Winter Mobility Beyond Snow Tires

How Toronto can make walking and cycling more accessible in winter.

When Mayor Mel Lastman called in the army to shovel the city out of a snowstorm in January 1999, Toronto became a national laughingstock. Three mayors and one ice storm later, snow removal remains a sensitive issue for many who walk, roll, bike, take transit or drive in the winter months. Today, as the city shifts away from car-oriented transportation and development, roads aren’t the only places that need attention after a snowfall.

Sidewalks and bike lanes are increasingly important elements of the winter transportation equation but levels of service [PDF] vary throughout Toronto. In most suburban areas, the city provides mechanical snow shovelling at an annual cost of $13.5 million. However, in many neighbourhoods, especially downtown, narrow sidewalks and street parking prevent mechanical snow clearance. In these areas, property owners are responsible for clearing their own sidewalks and the city spends $1.16 million on manual snow shovelling for seniors and persons with disabilities.

City of Toronto Sidewalk Plowing

Map of mechanical snow clearance from the City of Toronto.

In addition to the costs associated with winter sidewalk clearance, the City receives an average of 390 slip and fall claims per year, with an average value of $32,000 per claim. Some quick math suggests that claims cost almost much as mechanical and manual snow shoveling combined. This raises the question of whether improved services to clear sidewalks could actually save the City money, as well as creating a more accessible and inviting streetscape in winter.

However, sidewalks are only one piece of the puzzle to reduce car dependency and encourage yearlong active transportation. In 2014, the city introduced a desired pavement condition for bike lanes and in 2015 several bike lanes were prioritized for service at an estimated cost of $650,000 per year. Extending snow clearance to bike lanes is a logical extension of increasing the network of cycling infrastructure since winter ridership maximizes the return on investment.

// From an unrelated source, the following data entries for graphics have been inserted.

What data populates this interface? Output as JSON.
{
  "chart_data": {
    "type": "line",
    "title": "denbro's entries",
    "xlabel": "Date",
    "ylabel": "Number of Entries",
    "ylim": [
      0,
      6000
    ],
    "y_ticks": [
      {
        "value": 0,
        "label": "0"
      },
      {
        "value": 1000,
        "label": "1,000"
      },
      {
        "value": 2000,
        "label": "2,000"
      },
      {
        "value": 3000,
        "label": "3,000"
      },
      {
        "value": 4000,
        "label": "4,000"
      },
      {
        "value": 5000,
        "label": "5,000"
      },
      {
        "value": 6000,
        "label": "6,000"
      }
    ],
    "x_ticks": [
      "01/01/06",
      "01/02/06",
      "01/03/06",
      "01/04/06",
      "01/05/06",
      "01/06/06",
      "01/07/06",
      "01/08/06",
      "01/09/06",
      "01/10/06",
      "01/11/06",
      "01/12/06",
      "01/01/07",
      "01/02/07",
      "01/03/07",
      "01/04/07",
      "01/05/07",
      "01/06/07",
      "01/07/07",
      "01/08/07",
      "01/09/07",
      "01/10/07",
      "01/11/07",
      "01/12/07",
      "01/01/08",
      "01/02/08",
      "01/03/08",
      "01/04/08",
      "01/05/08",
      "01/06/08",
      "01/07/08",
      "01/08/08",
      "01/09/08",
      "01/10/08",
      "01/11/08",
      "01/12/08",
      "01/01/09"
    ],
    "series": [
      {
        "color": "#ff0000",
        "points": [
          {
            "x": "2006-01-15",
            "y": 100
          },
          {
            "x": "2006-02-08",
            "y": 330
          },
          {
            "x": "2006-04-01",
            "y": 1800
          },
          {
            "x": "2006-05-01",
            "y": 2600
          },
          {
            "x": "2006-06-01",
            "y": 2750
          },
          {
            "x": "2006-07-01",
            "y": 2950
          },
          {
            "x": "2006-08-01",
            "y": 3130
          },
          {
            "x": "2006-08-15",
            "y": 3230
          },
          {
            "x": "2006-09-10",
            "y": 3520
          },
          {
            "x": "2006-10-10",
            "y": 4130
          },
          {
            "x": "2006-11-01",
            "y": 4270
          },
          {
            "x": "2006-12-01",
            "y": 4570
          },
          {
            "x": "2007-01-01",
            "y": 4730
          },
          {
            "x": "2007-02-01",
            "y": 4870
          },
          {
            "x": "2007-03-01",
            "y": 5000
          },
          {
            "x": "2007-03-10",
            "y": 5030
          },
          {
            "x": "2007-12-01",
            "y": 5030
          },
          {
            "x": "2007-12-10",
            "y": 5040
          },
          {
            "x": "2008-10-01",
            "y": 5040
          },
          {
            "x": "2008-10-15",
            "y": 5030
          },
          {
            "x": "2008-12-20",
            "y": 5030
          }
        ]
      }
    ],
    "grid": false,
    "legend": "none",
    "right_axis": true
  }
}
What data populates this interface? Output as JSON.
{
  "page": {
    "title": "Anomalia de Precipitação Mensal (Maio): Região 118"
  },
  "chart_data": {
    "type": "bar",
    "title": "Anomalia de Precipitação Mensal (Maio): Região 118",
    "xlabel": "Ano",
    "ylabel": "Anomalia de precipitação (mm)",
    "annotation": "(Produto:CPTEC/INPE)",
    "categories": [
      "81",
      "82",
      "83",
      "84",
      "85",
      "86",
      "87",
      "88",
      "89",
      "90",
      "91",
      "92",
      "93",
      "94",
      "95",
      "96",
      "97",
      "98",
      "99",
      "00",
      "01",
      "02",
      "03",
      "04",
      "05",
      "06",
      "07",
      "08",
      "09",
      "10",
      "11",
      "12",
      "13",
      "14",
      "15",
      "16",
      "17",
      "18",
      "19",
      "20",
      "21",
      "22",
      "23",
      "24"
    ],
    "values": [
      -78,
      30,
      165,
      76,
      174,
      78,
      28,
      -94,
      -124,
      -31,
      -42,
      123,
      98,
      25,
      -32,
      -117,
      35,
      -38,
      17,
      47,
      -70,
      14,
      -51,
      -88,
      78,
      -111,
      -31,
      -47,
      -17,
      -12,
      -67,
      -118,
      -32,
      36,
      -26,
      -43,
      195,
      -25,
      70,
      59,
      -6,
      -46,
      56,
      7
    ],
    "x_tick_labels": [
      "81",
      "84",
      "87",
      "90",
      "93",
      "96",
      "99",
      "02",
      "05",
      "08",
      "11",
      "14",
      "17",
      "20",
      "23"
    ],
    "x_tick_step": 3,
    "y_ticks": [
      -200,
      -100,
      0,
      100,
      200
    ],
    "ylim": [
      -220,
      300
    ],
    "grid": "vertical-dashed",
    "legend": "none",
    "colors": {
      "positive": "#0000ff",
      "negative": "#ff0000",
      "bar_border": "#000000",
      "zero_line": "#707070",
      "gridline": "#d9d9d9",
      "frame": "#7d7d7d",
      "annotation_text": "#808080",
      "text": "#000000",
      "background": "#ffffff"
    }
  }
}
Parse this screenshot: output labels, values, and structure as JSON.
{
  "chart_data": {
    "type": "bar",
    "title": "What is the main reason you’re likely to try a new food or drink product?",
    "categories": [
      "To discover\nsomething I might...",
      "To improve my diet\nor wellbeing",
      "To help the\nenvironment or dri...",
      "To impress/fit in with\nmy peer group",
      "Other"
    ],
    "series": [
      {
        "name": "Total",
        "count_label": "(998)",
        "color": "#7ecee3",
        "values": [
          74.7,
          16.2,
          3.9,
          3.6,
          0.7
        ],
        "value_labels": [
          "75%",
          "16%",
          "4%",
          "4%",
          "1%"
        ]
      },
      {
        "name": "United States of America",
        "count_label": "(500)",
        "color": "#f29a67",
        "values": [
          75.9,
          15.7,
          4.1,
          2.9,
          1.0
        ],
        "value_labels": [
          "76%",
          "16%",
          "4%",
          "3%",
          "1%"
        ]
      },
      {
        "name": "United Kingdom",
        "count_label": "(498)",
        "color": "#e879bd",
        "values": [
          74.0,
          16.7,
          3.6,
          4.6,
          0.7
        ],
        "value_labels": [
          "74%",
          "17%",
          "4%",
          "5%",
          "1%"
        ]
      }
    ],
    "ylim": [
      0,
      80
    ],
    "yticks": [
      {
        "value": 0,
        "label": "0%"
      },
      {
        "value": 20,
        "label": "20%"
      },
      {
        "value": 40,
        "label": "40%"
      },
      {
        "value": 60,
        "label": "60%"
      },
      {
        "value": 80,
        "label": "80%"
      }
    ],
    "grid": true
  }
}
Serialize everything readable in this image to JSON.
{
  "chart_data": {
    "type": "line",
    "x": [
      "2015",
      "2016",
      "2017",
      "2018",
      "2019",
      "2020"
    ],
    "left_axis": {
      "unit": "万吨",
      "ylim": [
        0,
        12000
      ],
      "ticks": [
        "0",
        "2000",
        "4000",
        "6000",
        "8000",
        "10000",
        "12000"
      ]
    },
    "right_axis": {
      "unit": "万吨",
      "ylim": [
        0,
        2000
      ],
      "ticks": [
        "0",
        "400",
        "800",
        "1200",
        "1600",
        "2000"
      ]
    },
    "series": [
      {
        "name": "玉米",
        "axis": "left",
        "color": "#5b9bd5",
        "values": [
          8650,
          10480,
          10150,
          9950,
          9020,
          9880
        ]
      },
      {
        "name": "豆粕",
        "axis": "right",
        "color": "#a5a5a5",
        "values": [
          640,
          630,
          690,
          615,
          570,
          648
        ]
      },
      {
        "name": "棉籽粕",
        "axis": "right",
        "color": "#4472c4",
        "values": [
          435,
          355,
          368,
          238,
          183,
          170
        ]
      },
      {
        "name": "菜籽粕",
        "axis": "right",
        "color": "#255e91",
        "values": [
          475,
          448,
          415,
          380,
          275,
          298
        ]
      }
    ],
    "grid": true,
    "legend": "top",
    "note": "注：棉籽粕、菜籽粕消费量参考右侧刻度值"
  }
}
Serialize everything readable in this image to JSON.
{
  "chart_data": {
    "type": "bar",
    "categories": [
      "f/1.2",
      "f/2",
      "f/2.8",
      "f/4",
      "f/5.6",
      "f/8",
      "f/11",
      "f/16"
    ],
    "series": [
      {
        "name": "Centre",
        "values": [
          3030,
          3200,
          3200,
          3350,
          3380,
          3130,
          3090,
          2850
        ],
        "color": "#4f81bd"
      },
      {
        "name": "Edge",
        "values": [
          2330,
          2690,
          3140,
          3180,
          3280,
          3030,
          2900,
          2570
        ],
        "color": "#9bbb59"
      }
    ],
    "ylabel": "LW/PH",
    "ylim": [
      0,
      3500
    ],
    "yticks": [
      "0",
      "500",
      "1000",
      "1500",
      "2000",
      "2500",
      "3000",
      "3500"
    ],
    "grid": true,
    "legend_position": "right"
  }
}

Yet, the slippery paradox of segregated bike lanes is that areas of the road without motor traffic are actually more difficult to keep clear of snow. Although pilot projects involving varying levels of salt and other de-icers are an improvement over recent years when bike lanes became snow storage, winter maintenance of bike lanes is still being rolled out across the city and is far from an exact science.

From getting out the door, to planning daily commutes and making transfers between different forms of transit, the conditions of sidewalks and bike lanes are crucial to ensuring that alternatives to car use remain viable all year long. In the winter more than any other season, active transportation is about sharing not just the road but also the sidewalk.